- Confirm translations are ready
- List of trusted user groups
- Translate "Edit quality (20k sample)"
- Run prelabeling script
- Load revisions into labels.wmflabs.org
I just found the questions in Github. I think most of your concerns might be because eswikiversity is a very small project. I am the only regular contributor there for some periods of time. My background is in software development, so if you let me know how I can see the data and what are your questions, I think should be able to answer them.
And now that I am here, I am wondering if it could be possible to filter out/trust my edits from the sample. Not saying they are always good but considering the experience with the other Spanish projects, I might end up doing most of the labeling myself and it would be kind of silly because a lot of them would be my own.
We can definitely play with the "trusted edits" set. @Lsanabria, are there any user-rights on Spanish Wikiversity that you think might indicated a "trusted" status? Also, do you think if we labeled edits by anyone with over a couple hundred edits as "trusted", would that mostly work out OK? Note that even "trusted" edits get loaded into Wiki Labels for review if they are reverted.

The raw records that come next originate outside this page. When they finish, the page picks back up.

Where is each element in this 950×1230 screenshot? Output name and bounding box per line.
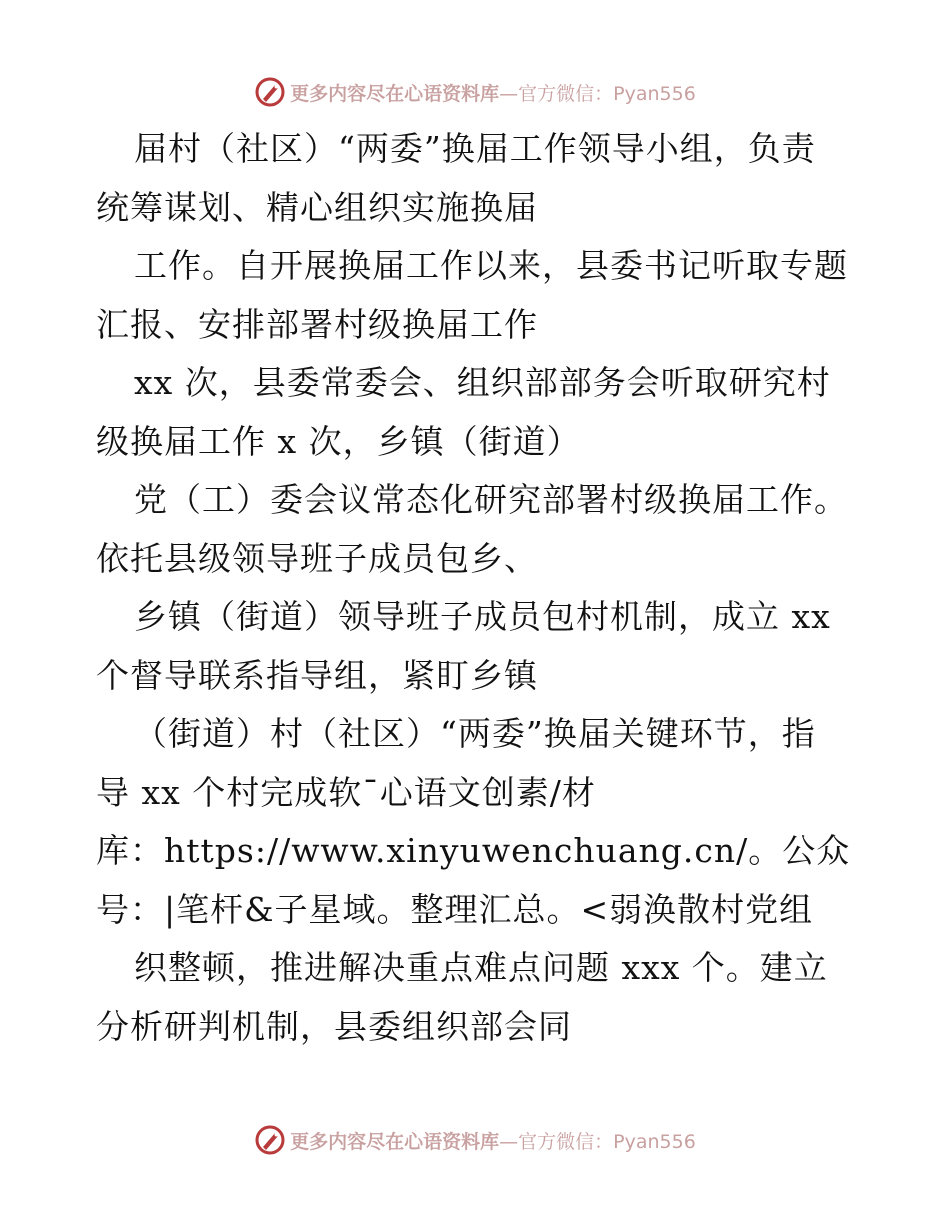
banner-sub-text: —官方微信：Pyan556 <box>499 1130 696 1153</box>
text-line: 统筹谋划、精心组织实施换届 <box>96 187 538 227</box>
text-line: 乡镇（街道）领导班子成员包村机制，成立 xx <box>134 597 831 636</box>
text-line: 党（工）委会议常态化研究部署村级换届工作。 <box>134 480 848 519</box>
text-line: （街道）村（社区）“两委”换届关键环节，指 <box>134 714 816 753</box>
header-watermark-banner <box>0 72 950 112</box>
text-line: 导 xx 个村完成软¯心语文创素/材 <box>96 772 596 812</box>
text-line: 库：https://www.xinyuwenchuang.cn/。公众 <box>96 831 851 870</box>
text-line: 汇报、安排部署村级换届工作 <box>96 304 538 344</box>
text-line: 工作。自开展换届工作以来，县委书记听取专题 <box>134 246 848 285</box>
banner-main-text: 更多内容尽在心语资料库 <box>290 1130 500 1153</box>
text-line: 个督导联系指导组，紧盯乡镇 <box>96 655 538 695</box>
text-line: 级换届工作 x 次，乡镇（街道） <box>96 421 581 461</box>
footer-watermark-banner <box>0 1120 950 1160</box>
text-line: 届村（社区）“两委”换届工作领导小组，负责 <box>134 129 816 168</box>
banner-main-text: 更多内容尽在心语资料库 <box>290 82 500 105</box>
pen-logo-icon <box>254 1124 286 1156</box>
text-line: 织整顿，推进解决重点难点问题 xxx 个。建立 <box>134 948 828 987</box>
pen-logo-icon <box>254 76 286 108</box>
banner-sub-text: —官方微信：Pyan556 <box>499 82 696 105</box>
text-line: 分析研判机制，县委组织部会同 <box>96 1006 572 1046</box>
document-body <box>96 120 876 1056</box>
text-line: 号：|笔杆&子星域。整理汇总。<弱涣散村党组 <box>96 889 814 929</box>
text-line: xx 次，县委常委会、组织部部务会听取研究村 <box>134 363 831 402</box>
text-line: 依托县级领导班子成员包乡、 <box>96 538 538 578</box>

Sorry for the delay. I have been somewhat disconnected these days. I just got admin rights in eswikiversity so marking the edits of the admin group members as trusted should address my concern. Let me know if you need any additional information.
Turns out that cuts out only 500 edits -- from 10727 to 10214. That's a lot of edits to label. We want to get this down to about 5k at the most. I'll try cutting the number of "trusted edits" down to 200.
Of the ~17k edits we get, here's the breakdown by our "autolabeler":
I think a bare minimum of edits for review is to include "anon", "blocked user", and "reverted edit". That will get us 2185 + 87 + 2556 = 4828 edits for review. The other set would add a lot more work. These are edits made by registered newcomers who have made fewer than 100 edits and have not been blocked. Do you think it would be OK to assume these edits are good if they have not been reverted?
If they have not been reverted, I think, they are very likely good edits. Some bad ones might not have been reverted but I don't think they would be too many. Having said that, I don't think it would be a problem if they are included in the review. The eswiki dataset was around 8000 (if I recall) so I think 7000 it is manageable. I will defer to your expertise, whatever you think is better from the technical point of view.